Table schema: from Python class
Define the table structure using a Python class:
from dataclasses import dataclass
@dataclass
class ProductRow:
id: str
name: str
price: float
metadata: dict[str, object]
schema = await snowflake.TableSchema.from_class(
ProductRow,
primary_key=["id"],
)
Python types are automatically mapped to Snowflake column types:
| Python Type | Snowflake Type |
|---|---|
bool | BOOLEAN |
int | NUMBER |
float | FLOAT |
decimal.Decimal | NUMBER |
str | VARCHAR |
bytes | BINARY |
uuid.UUID | VARCHAR |
datetime.date | DATE |
datetime.time | TIME |
datetime.datetime | TIMESTAMP_TZ |
datetime.timedelta | NUMBER |
list, dict, nested structs | VARIANT |
VARIANT values are JSON-serialized and written with PARSE_JSON.
SnowflakeType
Use SnowflakeType to specify a custom Snowflake type and optional encoder:
from dataclasses import dataclass
from typing import Annotated
from cocoindex.connectors.snowflake import SnowflakeType
@dataclass
class ProductRow:
id: Annotated[int, SnowflakeType("NUMBER(38, 0)")]
embedding: Annotated[list[float], SnowflakeType("ARRAY")]

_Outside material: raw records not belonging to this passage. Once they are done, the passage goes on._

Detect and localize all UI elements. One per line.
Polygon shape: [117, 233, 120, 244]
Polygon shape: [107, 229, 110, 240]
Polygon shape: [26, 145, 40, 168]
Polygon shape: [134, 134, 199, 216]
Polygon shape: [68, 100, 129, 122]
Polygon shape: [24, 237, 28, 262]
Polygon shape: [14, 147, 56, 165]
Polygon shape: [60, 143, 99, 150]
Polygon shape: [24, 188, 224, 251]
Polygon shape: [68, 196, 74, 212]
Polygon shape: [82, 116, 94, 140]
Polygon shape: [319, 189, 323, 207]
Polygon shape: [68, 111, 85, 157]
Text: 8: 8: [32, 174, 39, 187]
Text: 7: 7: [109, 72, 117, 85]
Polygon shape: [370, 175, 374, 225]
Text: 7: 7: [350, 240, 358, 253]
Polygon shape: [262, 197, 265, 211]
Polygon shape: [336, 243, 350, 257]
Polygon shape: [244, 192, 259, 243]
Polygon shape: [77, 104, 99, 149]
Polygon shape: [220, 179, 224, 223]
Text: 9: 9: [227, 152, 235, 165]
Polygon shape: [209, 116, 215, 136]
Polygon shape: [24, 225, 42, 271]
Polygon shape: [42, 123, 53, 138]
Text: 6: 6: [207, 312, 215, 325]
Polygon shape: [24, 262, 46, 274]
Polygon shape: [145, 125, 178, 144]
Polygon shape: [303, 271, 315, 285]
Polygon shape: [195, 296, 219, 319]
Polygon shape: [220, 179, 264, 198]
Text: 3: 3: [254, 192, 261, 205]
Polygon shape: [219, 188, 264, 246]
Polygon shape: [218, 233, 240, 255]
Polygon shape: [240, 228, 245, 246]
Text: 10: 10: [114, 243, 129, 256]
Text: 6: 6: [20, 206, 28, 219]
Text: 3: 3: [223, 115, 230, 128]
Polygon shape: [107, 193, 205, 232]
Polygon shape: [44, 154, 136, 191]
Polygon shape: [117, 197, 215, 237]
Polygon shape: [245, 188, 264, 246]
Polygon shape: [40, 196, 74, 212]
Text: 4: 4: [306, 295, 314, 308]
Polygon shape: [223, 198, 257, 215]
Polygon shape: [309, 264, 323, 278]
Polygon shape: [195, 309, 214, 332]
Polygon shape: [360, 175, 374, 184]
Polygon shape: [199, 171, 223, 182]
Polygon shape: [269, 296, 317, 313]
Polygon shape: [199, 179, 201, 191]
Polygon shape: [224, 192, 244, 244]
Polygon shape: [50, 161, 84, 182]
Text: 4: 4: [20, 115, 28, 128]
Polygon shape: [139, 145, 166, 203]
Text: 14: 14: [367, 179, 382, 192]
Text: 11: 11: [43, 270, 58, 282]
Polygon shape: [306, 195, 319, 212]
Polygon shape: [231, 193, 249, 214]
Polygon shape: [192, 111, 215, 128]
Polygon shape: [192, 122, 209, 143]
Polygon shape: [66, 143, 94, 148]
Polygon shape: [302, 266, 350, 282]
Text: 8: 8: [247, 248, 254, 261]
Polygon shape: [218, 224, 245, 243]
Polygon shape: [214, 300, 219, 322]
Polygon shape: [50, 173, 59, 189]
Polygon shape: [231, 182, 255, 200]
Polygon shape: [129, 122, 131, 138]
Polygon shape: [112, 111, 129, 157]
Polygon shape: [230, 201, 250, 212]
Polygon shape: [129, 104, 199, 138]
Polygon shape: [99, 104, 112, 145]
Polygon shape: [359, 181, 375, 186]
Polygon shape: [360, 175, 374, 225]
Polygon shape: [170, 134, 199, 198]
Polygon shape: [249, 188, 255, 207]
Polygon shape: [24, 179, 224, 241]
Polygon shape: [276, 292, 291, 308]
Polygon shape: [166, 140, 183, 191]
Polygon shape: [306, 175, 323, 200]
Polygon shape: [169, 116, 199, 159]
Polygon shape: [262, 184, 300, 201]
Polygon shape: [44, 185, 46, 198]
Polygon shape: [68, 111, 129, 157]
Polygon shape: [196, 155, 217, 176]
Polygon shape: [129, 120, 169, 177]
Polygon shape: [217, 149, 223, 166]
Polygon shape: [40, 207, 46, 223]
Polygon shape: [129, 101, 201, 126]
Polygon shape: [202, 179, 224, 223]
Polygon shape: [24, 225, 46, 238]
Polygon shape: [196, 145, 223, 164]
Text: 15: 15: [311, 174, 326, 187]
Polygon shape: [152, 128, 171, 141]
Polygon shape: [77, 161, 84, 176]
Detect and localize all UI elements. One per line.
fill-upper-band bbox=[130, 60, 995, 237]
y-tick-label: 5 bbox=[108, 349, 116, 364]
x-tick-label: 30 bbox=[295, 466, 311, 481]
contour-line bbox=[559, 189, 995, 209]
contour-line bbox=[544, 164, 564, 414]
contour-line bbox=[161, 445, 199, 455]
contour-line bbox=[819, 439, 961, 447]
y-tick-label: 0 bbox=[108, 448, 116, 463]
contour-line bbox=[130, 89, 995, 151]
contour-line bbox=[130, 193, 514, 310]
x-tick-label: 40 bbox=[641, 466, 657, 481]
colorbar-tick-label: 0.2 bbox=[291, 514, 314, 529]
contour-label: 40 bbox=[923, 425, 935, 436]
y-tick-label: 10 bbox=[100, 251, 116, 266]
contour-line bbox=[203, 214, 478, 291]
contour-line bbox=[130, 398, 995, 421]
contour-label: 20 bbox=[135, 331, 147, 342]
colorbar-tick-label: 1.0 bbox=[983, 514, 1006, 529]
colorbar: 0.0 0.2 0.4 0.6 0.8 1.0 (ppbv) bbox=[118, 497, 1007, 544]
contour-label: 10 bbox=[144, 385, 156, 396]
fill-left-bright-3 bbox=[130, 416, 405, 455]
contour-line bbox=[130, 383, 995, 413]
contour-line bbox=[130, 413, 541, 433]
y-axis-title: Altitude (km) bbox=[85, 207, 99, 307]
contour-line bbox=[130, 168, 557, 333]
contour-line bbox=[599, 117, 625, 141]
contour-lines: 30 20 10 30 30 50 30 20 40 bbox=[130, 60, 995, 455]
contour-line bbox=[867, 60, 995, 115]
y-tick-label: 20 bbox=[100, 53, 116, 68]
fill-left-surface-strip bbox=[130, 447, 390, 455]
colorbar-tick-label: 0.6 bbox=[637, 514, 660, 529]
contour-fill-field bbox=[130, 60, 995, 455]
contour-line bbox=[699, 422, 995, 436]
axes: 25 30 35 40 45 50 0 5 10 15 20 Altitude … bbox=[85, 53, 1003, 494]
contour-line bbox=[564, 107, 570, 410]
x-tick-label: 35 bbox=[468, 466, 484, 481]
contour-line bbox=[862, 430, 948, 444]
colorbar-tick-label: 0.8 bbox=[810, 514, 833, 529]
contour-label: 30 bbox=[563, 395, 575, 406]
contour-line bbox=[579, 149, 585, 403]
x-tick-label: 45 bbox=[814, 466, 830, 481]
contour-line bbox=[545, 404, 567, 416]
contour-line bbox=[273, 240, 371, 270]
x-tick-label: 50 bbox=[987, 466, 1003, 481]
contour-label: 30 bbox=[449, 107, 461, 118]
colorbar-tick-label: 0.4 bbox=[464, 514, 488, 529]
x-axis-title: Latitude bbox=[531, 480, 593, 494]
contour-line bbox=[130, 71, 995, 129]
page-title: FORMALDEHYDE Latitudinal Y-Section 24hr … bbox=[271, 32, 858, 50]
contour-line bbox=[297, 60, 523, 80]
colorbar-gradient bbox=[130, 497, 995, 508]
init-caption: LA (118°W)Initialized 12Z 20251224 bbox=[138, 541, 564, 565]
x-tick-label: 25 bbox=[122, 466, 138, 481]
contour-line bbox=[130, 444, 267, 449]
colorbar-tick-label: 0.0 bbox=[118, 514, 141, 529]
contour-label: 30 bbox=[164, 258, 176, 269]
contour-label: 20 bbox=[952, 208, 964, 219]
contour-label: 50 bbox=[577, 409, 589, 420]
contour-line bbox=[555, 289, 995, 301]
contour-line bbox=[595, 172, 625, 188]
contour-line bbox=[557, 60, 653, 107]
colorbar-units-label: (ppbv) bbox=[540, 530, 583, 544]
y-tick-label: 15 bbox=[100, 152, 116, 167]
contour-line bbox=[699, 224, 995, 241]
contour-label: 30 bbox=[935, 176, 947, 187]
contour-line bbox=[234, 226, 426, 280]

You can also pass column_overrides when constructing the schema:
schema = await snowflake.TableSchema.from_class(
ProductRow,
primary_key=["id"],
column_overrides={
"id": snowflake.SnowflakeType("NUMBER(38, 0)"),
},
)
Example
from dataclasses import dataclass
@dataclass
class ProductRow:
id: str
name: str
price: float
metadata: dict[str, object]
async def declare_products(rows: list[ProductRow]) -> None:
table = await snowflake.mount_table_target(
SNOWFLAKE,
table_name="product_index",
table_schema=await snowflake.TableSchema.from_class(
ProductRow,
primary_key=["id"],
),
database="ANALYTICS",
schema="PUBLIC",
)
for row in rows:
table.declare_row(row=row)
See examples/snowflake_target for a runnable project.
Identifier handling
Database, schema, table, and column names must be simple Snowflake identifiers containing letters, numbers, and underscores, and must not start with a number. The connector quotes identifiers when generating SQL.